Лидеры, которые мобилизуют людей на основе считающихся примордиальными связей, иногда используют националистическую риторику, а иногда пытаются закрепить определение наций прежде всего с точки зрения этнических идентичностей, что подчас ведет к губительным последствиям и геноциду. Там, где идеи национальной или этнической идентичности сливаются с расовой мыслью, примордиализм разрастается и становится особенно опасным: в качестве примера здесь можно привести не только Германию при Гитлере, но и не такие уж давние события в Бурунди и Руанде. Но геноцид не является простым следствием сочетания расовой мысли с национализмом: это более сложный результат этнического многообразия и связанных главным образом с государством политических проектов. В империях, как будет показано ниже, вообще не было геноцида. Наиболее известные случаи геноцида связаны с «модернизирующимися» государствами, опиравшимися на дискурс национализма. Сочетание расовой мысли с национализмом ведет не только к стигматизации «чужаков среди нас», но и к укреплению национальной солидарности по отношению к внутренним культурным различиям. Это одна из функций расовой мысли, которая обрела огромную силу в Китае в XX веке (Dittkower 1993). Возможно, она способствовала китайскому притеснению этнических меньшинств и осуществлению экспансионистских проектов, вроде колонизации Тибета. Но она также способствовала распространению ханьского китайского, несмотря на языковые и региональные различия как в самом Китае, так и среди диаспор и поселений во многих других государствах.

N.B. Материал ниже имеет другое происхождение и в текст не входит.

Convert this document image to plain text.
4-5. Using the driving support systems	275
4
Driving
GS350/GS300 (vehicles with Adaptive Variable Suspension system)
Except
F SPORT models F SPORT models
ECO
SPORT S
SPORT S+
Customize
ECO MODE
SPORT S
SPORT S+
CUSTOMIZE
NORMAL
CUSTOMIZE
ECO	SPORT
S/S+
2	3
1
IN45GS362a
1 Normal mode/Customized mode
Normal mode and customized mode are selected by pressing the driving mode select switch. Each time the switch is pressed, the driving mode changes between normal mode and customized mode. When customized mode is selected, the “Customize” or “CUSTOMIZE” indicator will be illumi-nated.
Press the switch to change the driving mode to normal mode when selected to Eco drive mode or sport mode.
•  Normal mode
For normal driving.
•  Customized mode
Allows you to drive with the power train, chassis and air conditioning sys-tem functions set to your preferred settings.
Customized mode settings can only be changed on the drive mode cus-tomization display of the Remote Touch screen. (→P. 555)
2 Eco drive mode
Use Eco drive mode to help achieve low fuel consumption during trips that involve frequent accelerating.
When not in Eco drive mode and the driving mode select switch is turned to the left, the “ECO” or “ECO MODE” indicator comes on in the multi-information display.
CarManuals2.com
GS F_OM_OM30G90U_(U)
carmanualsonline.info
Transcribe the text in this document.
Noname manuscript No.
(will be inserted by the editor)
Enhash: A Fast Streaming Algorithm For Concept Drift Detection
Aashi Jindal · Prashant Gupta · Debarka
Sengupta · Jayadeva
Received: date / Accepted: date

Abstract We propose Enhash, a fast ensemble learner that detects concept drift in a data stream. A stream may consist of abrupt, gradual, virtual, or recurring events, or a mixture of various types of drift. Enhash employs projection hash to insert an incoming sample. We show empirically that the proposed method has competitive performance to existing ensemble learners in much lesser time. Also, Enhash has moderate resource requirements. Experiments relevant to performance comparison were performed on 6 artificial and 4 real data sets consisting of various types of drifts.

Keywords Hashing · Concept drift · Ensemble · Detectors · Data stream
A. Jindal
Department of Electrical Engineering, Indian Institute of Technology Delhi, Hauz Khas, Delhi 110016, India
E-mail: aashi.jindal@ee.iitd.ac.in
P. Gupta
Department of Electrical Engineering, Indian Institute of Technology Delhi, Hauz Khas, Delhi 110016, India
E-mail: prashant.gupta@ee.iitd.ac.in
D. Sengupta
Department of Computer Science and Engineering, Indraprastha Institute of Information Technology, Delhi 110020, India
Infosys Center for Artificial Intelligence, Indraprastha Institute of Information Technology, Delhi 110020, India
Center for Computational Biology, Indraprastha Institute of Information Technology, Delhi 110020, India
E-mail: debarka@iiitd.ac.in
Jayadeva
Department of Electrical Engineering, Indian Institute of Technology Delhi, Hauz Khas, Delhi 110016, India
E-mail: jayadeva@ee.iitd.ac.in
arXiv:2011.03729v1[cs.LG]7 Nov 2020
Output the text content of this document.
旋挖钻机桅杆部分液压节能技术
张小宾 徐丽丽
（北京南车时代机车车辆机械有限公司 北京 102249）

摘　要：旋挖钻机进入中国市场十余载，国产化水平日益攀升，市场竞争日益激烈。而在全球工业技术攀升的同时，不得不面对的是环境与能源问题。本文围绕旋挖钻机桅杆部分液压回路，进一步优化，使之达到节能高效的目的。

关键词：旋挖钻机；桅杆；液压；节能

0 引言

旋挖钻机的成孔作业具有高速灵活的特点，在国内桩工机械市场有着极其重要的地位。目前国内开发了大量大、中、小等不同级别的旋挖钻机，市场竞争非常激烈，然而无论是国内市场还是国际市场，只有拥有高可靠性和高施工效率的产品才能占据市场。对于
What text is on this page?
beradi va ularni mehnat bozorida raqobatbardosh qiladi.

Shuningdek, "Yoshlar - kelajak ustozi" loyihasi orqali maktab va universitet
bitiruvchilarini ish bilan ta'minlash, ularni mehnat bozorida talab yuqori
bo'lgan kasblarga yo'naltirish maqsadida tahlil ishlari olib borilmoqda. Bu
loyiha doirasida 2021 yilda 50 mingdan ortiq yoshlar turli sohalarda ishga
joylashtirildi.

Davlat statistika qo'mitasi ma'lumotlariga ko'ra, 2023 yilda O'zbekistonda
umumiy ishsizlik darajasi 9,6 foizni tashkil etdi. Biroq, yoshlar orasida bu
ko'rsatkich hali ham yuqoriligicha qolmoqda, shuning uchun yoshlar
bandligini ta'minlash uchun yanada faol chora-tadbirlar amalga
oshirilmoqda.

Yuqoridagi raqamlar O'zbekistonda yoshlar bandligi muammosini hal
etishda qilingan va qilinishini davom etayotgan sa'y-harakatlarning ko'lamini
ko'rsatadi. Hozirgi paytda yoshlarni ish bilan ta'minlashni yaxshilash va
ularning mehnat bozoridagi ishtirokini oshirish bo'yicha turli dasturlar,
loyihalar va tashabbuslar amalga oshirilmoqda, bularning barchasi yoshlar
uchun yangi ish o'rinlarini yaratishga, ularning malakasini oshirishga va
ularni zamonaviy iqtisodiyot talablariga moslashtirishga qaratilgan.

Идея нации обычно связана с утверждением о необходимости «превосходства» некой особой этнической идентичности над всеми остальными формами идентичности, в том числе общинными, семейными, классовыми, политическими и иными этническими привязанностями[24]. Такие утверждения делаются не только националистами и другими участниками этнической политики, но и — неявно — всем спектром обычных высказываний в западной исторической и социальной науке, так как наше интеллектуальное наследие было сформировано националистической идеологией и опытом национального строительства. Так, мы обычно относимся к этническим группам, расам, племенам и языкам, словно они являются объективными единицами, лишь иногда напоминая себе о двусмысленности их определений, проницаемости их границ и ситуативности их использования на практике. Суть не в том, что такие категориальные идентичности нереальны — более нереальны, чем нации; суть скорее в том, что они не фиксированы, а текучи и подвержены манипуляциям. Культурные и физические различия существуют, но их дискретность, их выделение и отношение к ним всегда различны. Более того, отношение таких культурных и физических различий к социальным группам всегда сложно и проблематично. Этническая идентичность конституируется, поддерживается и проявляется в социальных процессах, которые связаны с различными целями, конструкциями значения и конфликтами (Барт 2006). О своих притязаниях заявляют не только возможные соперничающие коллективные идентичности; также ведется соперничество за то, что означает всякая отдельная этническая или иная идентичность. Короче говоря, различные сходства и общности, называемые «этническими», вполне могут вызывать у людей предрасположенность к националистическим заявлениям и даже вызывать у других предрасположенность признавать важность таких заявлений, но трудно считать этничность «субстанцией», которая напрямую вызывает и объясняет национальность или национализм.
Ознакомительная версия.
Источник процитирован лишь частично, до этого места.